Catastrophe Modeling and Rating
With structured SOV data loaded, the underwriter can run catastrophe exposure analysis, apply location-specific rating factors, and generate a quote. The speed improvement from automated extraction matters here because it shortens the time from submission receipt to quote delivery, which is a competitive differentiator in commercial property markets.
Common Failure Points and How to Handle Them
Multi-Sheet Excel SOVs
When an SOV arrives as a multi-sheet Excel file, determine whether each sheet has the same column structure or different structures. Same-structure sheets (just split by region or property type) can usually be concatenated before extraction. Different-structure sheets need separate extraction configs or separate AI processing runs.

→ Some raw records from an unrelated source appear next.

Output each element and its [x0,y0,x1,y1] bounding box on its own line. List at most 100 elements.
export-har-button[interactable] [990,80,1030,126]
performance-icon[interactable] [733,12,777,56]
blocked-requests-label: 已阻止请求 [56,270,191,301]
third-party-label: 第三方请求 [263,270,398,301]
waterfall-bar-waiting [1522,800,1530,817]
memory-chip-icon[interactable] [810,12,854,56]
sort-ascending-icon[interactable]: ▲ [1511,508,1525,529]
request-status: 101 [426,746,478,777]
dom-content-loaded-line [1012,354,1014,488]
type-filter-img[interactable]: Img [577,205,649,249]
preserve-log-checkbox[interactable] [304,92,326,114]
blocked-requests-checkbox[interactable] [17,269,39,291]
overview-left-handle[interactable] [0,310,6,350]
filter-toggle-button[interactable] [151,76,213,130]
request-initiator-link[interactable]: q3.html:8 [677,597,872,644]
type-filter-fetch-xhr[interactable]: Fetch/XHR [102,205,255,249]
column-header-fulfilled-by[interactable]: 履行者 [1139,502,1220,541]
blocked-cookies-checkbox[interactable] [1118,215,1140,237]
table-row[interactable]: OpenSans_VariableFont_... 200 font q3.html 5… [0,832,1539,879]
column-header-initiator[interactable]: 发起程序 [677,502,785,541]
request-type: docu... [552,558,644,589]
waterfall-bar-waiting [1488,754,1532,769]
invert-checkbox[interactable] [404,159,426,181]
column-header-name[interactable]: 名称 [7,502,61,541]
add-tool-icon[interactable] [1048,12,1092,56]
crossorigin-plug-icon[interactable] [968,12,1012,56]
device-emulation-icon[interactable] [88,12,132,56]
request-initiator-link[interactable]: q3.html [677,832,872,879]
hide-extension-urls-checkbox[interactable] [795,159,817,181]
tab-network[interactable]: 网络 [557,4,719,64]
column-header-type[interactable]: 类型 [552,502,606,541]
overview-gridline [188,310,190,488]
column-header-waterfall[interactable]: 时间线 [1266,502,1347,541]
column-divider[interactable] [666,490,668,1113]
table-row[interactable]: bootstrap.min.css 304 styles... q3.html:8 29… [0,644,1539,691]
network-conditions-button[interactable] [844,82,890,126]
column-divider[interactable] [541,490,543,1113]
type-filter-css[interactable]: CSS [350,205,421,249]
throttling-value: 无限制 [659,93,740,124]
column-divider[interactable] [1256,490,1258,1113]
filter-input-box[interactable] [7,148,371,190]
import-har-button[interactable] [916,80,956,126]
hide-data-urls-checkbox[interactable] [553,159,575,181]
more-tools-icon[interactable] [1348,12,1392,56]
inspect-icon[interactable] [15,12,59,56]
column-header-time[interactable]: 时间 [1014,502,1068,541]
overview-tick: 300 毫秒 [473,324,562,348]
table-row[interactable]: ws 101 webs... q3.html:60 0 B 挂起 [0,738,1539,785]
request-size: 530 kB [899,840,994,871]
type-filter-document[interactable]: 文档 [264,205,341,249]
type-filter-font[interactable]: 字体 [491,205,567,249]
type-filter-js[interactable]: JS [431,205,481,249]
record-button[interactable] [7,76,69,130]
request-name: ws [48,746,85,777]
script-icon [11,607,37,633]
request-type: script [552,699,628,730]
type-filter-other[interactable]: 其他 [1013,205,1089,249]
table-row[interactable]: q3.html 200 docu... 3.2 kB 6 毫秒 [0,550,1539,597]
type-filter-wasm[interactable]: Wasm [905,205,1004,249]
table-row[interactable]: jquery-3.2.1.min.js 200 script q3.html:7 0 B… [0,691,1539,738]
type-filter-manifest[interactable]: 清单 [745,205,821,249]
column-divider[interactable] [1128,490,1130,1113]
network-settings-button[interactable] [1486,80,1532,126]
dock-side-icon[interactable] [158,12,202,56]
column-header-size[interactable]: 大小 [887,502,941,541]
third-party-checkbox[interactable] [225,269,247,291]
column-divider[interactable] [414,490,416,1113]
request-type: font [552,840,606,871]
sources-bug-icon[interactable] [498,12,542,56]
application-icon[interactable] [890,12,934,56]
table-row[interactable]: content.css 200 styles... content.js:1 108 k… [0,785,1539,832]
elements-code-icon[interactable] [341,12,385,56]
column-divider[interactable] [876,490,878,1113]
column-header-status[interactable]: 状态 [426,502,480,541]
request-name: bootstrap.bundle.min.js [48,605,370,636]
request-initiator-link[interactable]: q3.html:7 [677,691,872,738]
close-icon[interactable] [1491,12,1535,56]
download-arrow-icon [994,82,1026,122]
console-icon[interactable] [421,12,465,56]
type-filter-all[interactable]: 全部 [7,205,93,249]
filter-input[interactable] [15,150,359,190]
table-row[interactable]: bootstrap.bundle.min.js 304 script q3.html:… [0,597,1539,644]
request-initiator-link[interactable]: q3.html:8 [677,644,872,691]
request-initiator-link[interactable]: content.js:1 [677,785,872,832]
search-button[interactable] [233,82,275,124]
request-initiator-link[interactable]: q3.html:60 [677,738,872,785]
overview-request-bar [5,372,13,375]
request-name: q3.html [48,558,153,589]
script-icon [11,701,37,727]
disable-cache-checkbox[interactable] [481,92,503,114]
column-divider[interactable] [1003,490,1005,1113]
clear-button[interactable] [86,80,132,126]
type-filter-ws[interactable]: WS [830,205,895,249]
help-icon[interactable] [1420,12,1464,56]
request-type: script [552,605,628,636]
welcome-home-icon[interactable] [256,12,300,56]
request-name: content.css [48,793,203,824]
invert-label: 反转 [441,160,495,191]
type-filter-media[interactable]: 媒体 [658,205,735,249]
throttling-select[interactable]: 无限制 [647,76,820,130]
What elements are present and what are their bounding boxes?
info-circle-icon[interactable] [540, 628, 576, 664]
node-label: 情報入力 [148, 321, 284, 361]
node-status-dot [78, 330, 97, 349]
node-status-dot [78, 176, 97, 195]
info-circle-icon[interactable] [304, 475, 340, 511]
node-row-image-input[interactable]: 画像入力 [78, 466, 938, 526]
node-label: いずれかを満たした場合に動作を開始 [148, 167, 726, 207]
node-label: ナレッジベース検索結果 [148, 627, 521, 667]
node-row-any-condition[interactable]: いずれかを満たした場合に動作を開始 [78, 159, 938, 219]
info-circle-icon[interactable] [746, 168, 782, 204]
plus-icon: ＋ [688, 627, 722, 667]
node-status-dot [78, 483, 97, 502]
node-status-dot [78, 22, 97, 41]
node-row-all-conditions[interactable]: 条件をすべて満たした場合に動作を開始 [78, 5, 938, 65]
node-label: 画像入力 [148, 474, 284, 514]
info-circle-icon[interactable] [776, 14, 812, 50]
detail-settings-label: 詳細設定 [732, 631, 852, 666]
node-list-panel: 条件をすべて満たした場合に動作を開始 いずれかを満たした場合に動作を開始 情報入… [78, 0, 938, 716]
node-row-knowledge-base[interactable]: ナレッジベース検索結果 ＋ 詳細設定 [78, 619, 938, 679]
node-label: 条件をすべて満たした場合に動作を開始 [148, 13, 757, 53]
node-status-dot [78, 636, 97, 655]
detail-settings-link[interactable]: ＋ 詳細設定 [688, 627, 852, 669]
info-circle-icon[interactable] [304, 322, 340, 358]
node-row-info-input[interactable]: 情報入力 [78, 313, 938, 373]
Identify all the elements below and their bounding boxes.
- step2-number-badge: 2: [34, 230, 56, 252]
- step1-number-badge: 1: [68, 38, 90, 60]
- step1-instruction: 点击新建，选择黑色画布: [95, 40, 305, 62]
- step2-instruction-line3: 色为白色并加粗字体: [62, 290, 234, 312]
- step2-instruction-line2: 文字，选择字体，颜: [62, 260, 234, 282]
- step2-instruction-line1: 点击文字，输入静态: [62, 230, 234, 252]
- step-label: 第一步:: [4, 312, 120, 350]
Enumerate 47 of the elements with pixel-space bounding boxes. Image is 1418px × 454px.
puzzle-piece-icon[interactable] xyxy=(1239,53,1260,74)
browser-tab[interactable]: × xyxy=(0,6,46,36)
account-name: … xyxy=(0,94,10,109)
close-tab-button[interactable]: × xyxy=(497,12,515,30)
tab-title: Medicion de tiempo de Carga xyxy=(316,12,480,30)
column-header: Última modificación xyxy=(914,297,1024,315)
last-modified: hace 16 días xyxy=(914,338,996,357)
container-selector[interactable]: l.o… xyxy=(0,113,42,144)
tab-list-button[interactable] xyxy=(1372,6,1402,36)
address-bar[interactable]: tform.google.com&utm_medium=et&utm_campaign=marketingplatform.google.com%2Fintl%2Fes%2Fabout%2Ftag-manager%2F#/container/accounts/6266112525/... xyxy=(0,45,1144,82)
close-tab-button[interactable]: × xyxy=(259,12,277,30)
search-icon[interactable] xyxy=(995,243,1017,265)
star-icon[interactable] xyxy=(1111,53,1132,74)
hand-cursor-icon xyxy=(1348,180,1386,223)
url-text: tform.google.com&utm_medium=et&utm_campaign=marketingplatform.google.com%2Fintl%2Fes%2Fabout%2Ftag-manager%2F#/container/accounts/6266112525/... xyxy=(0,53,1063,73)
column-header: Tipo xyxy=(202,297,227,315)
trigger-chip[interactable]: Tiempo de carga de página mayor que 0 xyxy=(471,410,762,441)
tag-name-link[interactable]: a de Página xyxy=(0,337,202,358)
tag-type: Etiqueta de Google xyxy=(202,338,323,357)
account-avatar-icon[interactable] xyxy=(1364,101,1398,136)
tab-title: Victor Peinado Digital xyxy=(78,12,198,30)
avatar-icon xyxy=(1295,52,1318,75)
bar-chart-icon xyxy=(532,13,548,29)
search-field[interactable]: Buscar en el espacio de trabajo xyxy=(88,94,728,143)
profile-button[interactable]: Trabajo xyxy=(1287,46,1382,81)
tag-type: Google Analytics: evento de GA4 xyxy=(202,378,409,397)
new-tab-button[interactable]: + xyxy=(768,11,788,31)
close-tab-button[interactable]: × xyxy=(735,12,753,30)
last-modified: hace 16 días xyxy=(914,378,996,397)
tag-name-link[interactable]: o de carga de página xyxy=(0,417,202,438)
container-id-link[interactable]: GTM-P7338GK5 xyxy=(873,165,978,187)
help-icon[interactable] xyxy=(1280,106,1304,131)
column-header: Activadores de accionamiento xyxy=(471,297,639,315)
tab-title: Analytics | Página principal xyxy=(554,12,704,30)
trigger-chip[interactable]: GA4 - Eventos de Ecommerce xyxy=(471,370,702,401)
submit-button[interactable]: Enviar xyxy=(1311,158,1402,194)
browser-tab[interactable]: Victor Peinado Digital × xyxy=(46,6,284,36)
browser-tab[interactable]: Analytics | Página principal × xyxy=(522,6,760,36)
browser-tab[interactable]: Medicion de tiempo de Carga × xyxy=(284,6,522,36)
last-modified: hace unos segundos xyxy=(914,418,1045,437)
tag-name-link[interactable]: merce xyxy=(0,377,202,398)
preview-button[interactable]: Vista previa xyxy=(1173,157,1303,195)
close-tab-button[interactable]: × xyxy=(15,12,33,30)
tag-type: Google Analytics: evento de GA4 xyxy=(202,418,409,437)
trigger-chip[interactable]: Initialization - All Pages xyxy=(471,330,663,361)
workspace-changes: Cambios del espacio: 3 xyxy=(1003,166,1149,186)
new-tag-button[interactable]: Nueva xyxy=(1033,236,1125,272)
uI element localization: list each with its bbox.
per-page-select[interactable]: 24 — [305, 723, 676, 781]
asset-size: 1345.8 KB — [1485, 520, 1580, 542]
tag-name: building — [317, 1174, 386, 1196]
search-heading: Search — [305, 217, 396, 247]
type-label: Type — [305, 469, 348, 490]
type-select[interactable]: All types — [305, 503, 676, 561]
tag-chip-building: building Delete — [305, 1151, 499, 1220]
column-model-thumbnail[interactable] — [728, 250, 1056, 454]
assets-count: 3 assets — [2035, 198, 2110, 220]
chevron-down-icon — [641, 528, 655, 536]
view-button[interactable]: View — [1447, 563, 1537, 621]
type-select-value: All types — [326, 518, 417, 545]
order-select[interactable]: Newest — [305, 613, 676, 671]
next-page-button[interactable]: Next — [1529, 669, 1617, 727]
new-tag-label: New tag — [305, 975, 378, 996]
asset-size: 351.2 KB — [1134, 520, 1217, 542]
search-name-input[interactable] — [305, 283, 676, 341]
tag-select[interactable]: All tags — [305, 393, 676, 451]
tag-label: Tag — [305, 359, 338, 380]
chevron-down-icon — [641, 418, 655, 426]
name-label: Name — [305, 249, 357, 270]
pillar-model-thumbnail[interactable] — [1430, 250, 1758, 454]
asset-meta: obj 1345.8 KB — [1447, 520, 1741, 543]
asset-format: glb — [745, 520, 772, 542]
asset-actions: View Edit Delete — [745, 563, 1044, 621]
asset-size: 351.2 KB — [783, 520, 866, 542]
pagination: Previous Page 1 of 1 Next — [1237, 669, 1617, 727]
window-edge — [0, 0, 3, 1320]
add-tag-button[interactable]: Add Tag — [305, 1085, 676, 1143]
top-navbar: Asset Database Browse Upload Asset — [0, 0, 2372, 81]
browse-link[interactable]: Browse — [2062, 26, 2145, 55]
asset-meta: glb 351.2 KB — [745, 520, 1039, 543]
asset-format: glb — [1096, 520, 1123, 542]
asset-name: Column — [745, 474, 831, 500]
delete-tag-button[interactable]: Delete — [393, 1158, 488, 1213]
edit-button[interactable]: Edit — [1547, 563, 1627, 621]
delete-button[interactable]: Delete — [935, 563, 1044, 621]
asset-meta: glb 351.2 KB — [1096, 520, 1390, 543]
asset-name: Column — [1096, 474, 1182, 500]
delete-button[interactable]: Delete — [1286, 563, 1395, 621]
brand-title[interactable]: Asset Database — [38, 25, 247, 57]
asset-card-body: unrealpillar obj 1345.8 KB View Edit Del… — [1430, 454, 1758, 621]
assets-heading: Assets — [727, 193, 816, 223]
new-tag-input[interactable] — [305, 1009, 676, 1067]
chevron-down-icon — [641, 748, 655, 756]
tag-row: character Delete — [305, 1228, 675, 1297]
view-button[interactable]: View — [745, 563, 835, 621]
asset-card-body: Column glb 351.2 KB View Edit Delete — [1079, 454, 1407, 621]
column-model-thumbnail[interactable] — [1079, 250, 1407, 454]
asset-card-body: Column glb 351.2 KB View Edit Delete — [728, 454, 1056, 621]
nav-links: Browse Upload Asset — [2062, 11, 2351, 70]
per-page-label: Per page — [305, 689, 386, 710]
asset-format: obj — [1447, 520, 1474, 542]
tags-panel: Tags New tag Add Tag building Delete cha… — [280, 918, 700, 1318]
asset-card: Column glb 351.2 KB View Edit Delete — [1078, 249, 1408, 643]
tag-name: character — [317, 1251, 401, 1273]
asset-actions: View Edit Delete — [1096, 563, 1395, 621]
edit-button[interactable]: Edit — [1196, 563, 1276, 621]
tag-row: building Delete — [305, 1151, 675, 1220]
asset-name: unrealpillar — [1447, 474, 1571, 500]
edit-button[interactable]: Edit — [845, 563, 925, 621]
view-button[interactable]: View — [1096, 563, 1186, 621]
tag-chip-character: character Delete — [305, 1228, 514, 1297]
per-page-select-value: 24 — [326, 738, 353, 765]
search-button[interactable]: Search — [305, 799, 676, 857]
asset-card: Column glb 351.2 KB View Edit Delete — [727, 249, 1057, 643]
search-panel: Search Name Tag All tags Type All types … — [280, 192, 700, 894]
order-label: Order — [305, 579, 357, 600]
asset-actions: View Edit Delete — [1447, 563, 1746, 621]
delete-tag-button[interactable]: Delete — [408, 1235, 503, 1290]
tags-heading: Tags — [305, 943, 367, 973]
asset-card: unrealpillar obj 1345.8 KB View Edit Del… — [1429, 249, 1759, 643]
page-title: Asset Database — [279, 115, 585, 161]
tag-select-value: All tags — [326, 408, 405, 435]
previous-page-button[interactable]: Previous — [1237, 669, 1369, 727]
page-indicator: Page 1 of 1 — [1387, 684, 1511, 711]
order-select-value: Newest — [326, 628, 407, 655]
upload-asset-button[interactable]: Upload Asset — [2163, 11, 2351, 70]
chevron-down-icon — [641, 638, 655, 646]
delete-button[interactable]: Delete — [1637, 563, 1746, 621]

Location Numbers That Reset Per Schedule
Some SOVs number locations within each sub-schedule (locations 1 through 50 for buildings, then 1 through 30 for equipment schedules). Extraction tools may not distinguish between “location 1” in the building schedule and “location 1” in the equipment schedule. Add a schedule identifier prefix during data transformation.
Combined vs. Separate TIV Fields
Some SOVs list building, contents, and BI as separate columns. Others combine them into a single “Total TIV” column. Your extraction logic needs to handle both patterns and flag when it cannot determine the breakdown.
Canadian vs. U.S. Address Formats
Canadian addresses use postal codes (letter-number-letter number-letter-number) instead of ZIP codes, and provinces instead of states. If your book includes Canadian locations, test address parsing explicitly for Canadian formats. Several extraction tools we tested had notably lower accuracy on Canadian addresses.
Choosing the Right Tool
Choose Sensible if: you have developer resources to create and maintain extraction configs, you process a high volume of SOVs from a relatively stable set of broker formats, and you want per-page pricing that scales predictably.
Choose Reducto if: accuracy is the top priority, you receive SOVs in highly variable formats that do not fit pre-built templates, and your team can handle the data transformation from raw JSON to your underwriting system’s format.
Choose SortSpoke if: you want an insurance-specific workflow with underwriter-configurable rules, you need ACORD field mappings out of the box, and your team values a built-in review interface over raw API access.
For most mid-market underwriting teams processing 50 to 200 SOVs per month, we recommend starting with one tool on a defined test set before committing to an annual contract. The accuracy differences between tools matter less than the fit with your team’s technical capabilities and workflow preferences.